The place where I knew Ray best was through the Samuel Griffith Society. Ray was always a committed federalist, he understood that federalism has two practical advantages. First, it allows the states to be laboratories, both good and bad. As a Victorian, in the space of the single decade of the 1990s I often had cause to support this argument with examples of both: while the excesses of Cain and Kirner were confined to Victoria, the radical liberal reforms of Kennett and Stockdale were enacted in the teeth of national opposition. Second and more importantly, federalism constrained power.

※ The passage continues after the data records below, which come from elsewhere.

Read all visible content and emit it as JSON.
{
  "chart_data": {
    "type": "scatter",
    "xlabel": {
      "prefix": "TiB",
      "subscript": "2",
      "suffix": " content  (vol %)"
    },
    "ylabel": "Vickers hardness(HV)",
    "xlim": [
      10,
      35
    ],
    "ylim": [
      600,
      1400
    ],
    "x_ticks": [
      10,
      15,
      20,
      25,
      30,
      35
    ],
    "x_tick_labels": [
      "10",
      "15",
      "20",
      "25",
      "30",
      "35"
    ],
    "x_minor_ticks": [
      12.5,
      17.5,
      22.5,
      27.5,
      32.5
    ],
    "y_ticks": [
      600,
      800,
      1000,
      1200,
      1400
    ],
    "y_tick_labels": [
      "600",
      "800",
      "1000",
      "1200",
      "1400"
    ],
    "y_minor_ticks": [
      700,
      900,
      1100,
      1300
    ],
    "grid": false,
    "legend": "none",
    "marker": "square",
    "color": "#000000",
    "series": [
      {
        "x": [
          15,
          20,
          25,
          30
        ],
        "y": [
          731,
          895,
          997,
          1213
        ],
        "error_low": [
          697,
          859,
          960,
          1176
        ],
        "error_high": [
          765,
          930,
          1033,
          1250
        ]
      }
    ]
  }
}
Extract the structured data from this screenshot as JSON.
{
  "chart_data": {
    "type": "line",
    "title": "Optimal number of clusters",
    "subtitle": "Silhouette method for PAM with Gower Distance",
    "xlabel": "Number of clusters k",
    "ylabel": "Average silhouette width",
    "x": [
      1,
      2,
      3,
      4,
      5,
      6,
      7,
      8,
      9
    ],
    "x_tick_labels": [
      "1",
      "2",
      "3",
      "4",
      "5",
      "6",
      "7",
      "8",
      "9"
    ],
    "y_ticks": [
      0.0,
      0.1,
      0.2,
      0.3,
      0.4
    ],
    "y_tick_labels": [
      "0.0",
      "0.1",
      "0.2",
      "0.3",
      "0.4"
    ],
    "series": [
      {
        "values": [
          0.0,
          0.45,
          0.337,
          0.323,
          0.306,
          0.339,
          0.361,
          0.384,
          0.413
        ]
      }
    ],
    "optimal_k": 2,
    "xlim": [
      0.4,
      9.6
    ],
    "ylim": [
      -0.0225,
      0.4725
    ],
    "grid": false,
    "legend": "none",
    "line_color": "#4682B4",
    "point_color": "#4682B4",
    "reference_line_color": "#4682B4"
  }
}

Ray exhibited that trait most uncommon in many so-called public intellectuals—that of humility. Whether it was about the labour market, Indigenous policy or environmental policy, Ray's was always a voice for reminding politicians and bureaucrats of the limits of our knowledge and power. Ray would remind us that many problems would be avoided if we simply stopped assuming we could solve problems with the stroke of a pen, a conspicuous declaration or even an international conference of the self-declared good and worthy.
I can imagine that last week's High Court ruling in the second Williams case would have brought a small smile to Ray. I do not know what he thought of the chaplaincy program, but I can imagine that anything that constrained the power of the Commonwealth to unilaterally spend would please his federalist tendencies.
I can only say to those who knew Ray on this side of the chamber at least that there is a stronger federalist voice than there has been for many years, and part of that is due to the work of the Samuel Griffith Society he helped create. I will not be as arrogant to claim I was a close friend of Ray, but I can claim to have been inspired by him and to have been a student of his efforts. In that I am not alone, for there are many who walk in his footsteps, particularly on labour market reform—many unknowingly.
Ray was always generous of his time to those who shared his interest in intellectual inquiry and debate. I will conclude on an anecdote I have of Ray, a friendly argument I know that others have had with him. With a large smile and a few laughs at the futility of his cause, he would engage in an attempt to convince some of us that the imperial system was easier to use than metric. While it was unimaginable to someone like me, born in the 1970s, he brought to this argument the extensive historical knowledge and good nature he brought to all others.
To Jill and the Evans family, my best wishes during this time of mourning. Thank you for sharing him with us all these years. Rest in peace, Ray Evans. The nation is poorer for your passing, but immeasurably wealthier in every form for the manner of your living.